For the first time in years, I joined an exercise class. Not just any class, a chair exercise class. The kind for people who have great-grandchildren.
I took four steps inside, and froze. A roomful of gray heads spun to face me. Seven people who could've been from ads in AARP magazine eyed me with suspicion. Their facial expressions sneered, "infiltrator!" The silver-haired instructor asked incredulously, "Are you here to participate in this class?" As if she assumed I'd wandered in from the HOT YOGA FOR BAD ASSES class going on upstairs.
Yes, it felt humiliating. I had no other choice, unless I wanted to stay home and let my muscles atrophy even more. I fought Lyme disease for years, and I wish I could say I didn't take it lying down. But that's exactly what Lyme patents do. Because I'd been in the wrong place at the wrong time, and a hungry tick mistook me for a Happy Meal. Three years of antibiotics, (some of that time on IV) and even when it was finally over I faced serious complications.

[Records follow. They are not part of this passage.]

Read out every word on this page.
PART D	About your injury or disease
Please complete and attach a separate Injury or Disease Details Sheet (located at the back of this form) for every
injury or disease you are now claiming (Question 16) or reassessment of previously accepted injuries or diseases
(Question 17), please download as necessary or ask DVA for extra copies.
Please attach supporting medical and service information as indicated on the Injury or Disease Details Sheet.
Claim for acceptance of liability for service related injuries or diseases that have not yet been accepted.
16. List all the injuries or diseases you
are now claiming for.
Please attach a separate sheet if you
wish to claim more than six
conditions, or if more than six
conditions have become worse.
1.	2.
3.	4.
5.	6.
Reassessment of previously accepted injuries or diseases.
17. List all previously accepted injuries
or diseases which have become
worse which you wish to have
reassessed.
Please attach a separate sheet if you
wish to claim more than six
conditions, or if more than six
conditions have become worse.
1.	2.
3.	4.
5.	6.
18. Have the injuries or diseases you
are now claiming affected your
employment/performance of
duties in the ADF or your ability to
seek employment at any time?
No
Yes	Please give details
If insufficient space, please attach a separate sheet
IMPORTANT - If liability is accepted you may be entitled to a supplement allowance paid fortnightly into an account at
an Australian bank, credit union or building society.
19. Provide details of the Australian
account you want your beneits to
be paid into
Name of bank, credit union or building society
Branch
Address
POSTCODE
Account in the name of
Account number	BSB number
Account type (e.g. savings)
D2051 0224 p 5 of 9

Don't get me wrong, I'm grateful just to be able to walk. And it's not as if I'm in a wheelchair. I lead a relatively normal life now. But to be honest, halfway through the class my arms screamed and my shoulders wept. But worse than that, my EGO whimpered! I struggled to keep up with the 85-year-old guy across from me. I could probably hold my own if we arm wrestled, but he outlasted me. He did more reps than me with 2.5 pound weights.
(That's right. Two-and-a-half!)
So I have a ways to go. And I left there humbled, which isn't necessarily a bad thing. Just goes to show you that the old adage is true. You really can't judge a book by its cover.